TIMIKA, Koranpapua.id- Pemerintah Kabupaten Mimika, Provinsi Papua Tengah menyerahkan Bahan Makanan (Bama) untuk 843 warga Distrik Tembagapura, Rabu 30 Agustus 2023.
Dari jumlah tersebut terdapat 338 jiwa dari 200 Kepala Keluarga (KK) yang bermukim di Kampung Jagamin dan 505 jiwa dari 126 KK di Kampung Baluni.
Penyerahan secara simbolis oleh Kepala Distrik Tembagapura, Thobias Yawame diterima warga setempat didampingi Kepala Kampung Jagamin, Kardo Omaleng dan Kepala Kampung Baluni, Obet Janampa.
Kepala Distrik Tembagapura bersama Kepala Kampung Baluni dan Jagamin berangkat dari hanggar Bandara Mozes Kilangin pukul 08.00 WIT menggunakan helikopter carteran milik PT Intan Angkasa Air Service dengan Kapten Eko Puja.
Penerbangan dari Hanggar Mozes Kilangin ke Lapter Jagamin selama 30 menit. Situasi kampung aman terkendali. Ratusan warga dua kampung sudah menunggu kedatangan Kepala Distrik Tembagapura Thobias Yawawe sejak pagi.
Kepada Thobias warga menyampaikan bahwa mereka saat ini sudah tidak bisa lagi beraktivitas untuk berkebun. Karena tiga jembatan yang menghubungkan kampung dan kebun warga terputus diterjang banjir pada saat musibah tanah longsor 25 Agustus 2023 lalu.
Bencana alam seperti ini merupakan yang kedua kalinya setelah musibah yang sama terjadi pada 31 Juli 2000 lalu.
Thobias Yawame mengatakan, Pemerintah Kabupaten Mimika secara simbolis sudah menyerahkan bahan makanan langsung kepada warga korban bencana tanah longsor dan jembatan putus di Kampung Jagamin.
“Saya sampaikan terima kasih kepada Pj Bupati Mimika, BPBD Mimika dan Dinas Sosial yang sudah sama-sama ambil bagian dalam kegiatan kemanusiaan ini. Terima kasih support dan bantuan bagi masyarakat Tembagapura,” ujar Thobias kepada Koranpapua.id disela-sela acara penyerahan tersebut.
Thobias menjelaskan, pendistribusian bantuan difokuskan langsung di satu titik. Ia membenarkan jika bencana tanah longsor sudah dua terjadi dua kali.
Pada peristiwa pertama masyarakat sudah menyampaikan aspirasi secara tertulis maupun lisan kepada PT Freeport Indonesia dan Pemerintah Kabupaten Mimika untuk membangun jembatan.

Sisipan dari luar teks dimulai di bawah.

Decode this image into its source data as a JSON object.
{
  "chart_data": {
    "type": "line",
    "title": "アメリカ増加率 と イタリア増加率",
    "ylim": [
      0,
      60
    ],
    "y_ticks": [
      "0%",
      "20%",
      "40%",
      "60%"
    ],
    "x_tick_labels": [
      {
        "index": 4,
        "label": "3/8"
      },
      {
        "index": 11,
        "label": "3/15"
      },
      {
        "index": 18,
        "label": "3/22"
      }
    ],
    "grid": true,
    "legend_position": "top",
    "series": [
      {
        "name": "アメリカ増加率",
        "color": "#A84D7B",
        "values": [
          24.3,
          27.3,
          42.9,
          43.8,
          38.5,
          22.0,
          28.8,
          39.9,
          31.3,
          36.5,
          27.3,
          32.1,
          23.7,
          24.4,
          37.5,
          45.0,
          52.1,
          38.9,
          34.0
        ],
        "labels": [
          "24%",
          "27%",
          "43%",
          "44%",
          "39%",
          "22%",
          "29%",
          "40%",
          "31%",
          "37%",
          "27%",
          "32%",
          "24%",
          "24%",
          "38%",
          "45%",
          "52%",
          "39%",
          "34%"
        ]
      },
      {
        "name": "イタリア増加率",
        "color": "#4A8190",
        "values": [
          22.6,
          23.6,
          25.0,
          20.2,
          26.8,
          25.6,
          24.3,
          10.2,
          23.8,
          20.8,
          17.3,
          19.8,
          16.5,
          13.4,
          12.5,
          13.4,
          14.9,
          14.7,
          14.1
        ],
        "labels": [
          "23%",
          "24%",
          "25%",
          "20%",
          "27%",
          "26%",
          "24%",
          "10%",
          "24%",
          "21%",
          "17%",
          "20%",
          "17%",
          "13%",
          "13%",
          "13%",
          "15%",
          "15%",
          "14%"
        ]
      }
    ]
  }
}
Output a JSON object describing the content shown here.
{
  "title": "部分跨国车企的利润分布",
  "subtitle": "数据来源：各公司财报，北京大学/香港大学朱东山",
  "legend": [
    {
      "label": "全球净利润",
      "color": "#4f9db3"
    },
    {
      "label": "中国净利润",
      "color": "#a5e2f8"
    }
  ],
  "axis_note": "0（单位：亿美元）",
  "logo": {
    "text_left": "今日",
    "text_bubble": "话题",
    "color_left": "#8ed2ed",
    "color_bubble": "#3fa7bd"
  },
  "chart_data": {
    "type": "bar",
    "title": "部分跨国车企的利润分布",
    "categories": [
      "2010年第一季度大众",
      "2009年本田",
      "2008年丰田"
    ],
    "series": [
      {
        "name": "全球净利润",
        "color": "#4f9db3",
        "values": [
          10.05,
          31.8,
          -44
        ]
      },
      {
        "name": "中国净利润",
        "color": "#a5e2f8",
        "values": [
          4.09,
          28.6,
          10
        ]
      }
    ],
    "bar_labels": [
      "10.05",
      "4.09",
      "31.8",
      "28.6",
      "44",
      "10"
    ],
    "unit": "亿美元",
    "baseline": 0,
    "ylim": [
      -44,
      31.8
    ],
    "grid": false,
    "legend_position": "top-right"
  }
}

Namun permintaan warga sampai dengan terjadi bencana kedua pada 25 Agustus 2023 belum juga terealisasi. “Masyarakat lebih menuntut kepada Freeport yang bangun, alasannya wilayah yang mereka tinggal masuk dalam kawasan kontrak karya perusahaan,” ujar Thobias.
Karena belum adanya respon atas permintaan warga pada bencana pertama, maka tiga tahun lalu saat penyerahan bantuan Bama di wilayah itu, warga tidak mengisinkan Thobias untuk pulang.
Musibah yang sudah terjadi dua kali, maka masyarakat berharap pemerintah daerah berkoordinasi dengan Freeport untuk membangun kembali jembatan yang rusak.
“Mereka tidak mau lagi kirim aspirasi tertulis maupun lisan kepada pemerintah. Masyarakat tuntut Freeport harus segera bangun tiga jembatan supaya akses kembali lancar,” tandas Thobias.
Thobias mengungkapkan total keseluruhan terdapat 12 jembatan termasuk tiga jembatan besar yang sudah putus. “Tadi masyarakat menyampaikan aspirasinya cukup tajam. Harap segera respon atas permintaan mereka,” pintanya.
Sebagai kepala distrik, Thobias mengucapkan terima kasih kepada Kepala Dinas Pekerjaan Umum Penataan Ruang (PUPR) Domingggus Robert Mayaut yang sudah langsung turun ke Kampung Jagamin untuk melihat langsung kondisi jembatan yang terputus.
” Saya apresiasi karena langsung direspon cepat oleh PUPR. Terima kasih juga kepada bapak Pj Bupati Mimika yang langsung ambil tindakan cepat untuk bawa bantuan sampai di kampung dengan aman,” tambah Thobias.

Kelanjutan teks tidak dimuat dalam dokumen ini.